I'm trying to write a bash script to find all lines containing two different strings in many files. I don't have access to egrep so I want to use sed for this purpose.
The files will look like this:
FileX
------
Info:18
Data:76
Contact:me@home.com
Start:1500

I want to generate a new file from these files with only the rows containing Data and Start. Something like this:

for y in `ls /file*.db`;
do sed '/Data|Start/p' $y > newfile
done

I'v tried to find a solution to this but not found it.
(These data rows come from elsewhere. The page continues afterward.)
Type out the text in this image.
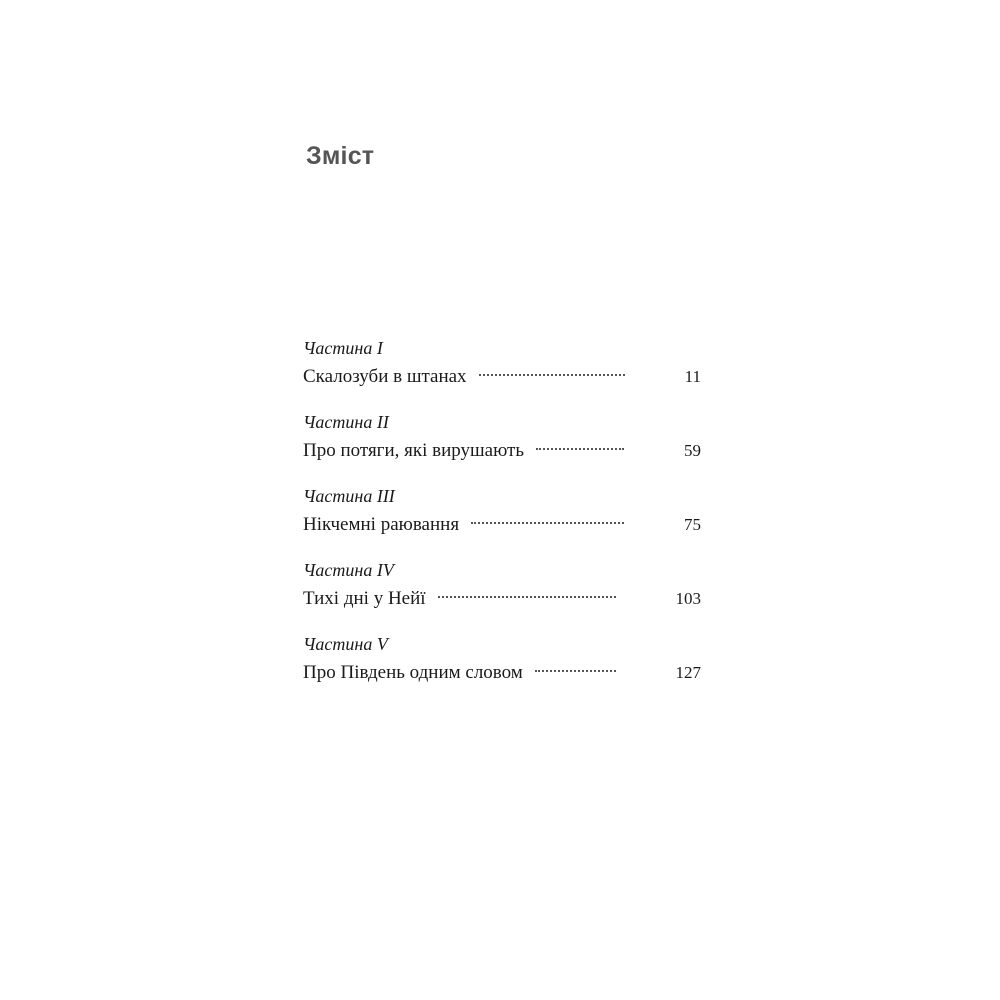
Зміст
Частина I
Скалозуби в штанах	11
Частина II
Про потяги, які вирушають	59
Частина III
Нікчемні раювання	75
Частина IV
Тихі дні у Нейї	103
Частина V
Про Південь одним словом	127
Anyone have a suggestion for this?

Thanks,
Goran

druuna 03-13-2011 02:02 PM

Hi,

Use this as sed statement:
Code:

sed -rn '/Data|Start/p' $y > newfile
Hope this helps.

Nylex 03-13-2011 02:04 PM

Are you using the GNU version of sed? If so, you want "\|", rather than "|" as per the manual. Also, you probably want to use the -n option, to stop it printing out the entire pattern space.

Snoken99 03-13-2011 03:00 PM

Thank you druuna. It works. So simple.

druuna 03-13-2011 03:21 PM

You're welcome :)

grail 03-13-2011 07:12 PM

Great you have a solution. Please mark as SOLVED :)

Nylex 03-14-2011 02:13 AM

My solution also works.

MTK358 03-14-2011 10:05 AM

Quote:

Originally Posted by Nylex (Post 4289392)
Are you using the GNU version of sed? If so, you want "\|", rather than "|" as per the manual. Also, you probably want to use the -n option, to stop it printing out the entire pattern space.

The -r option tells sed to use extended regex, which supports operators such as "|", "+", and "()" without having to use backslashes.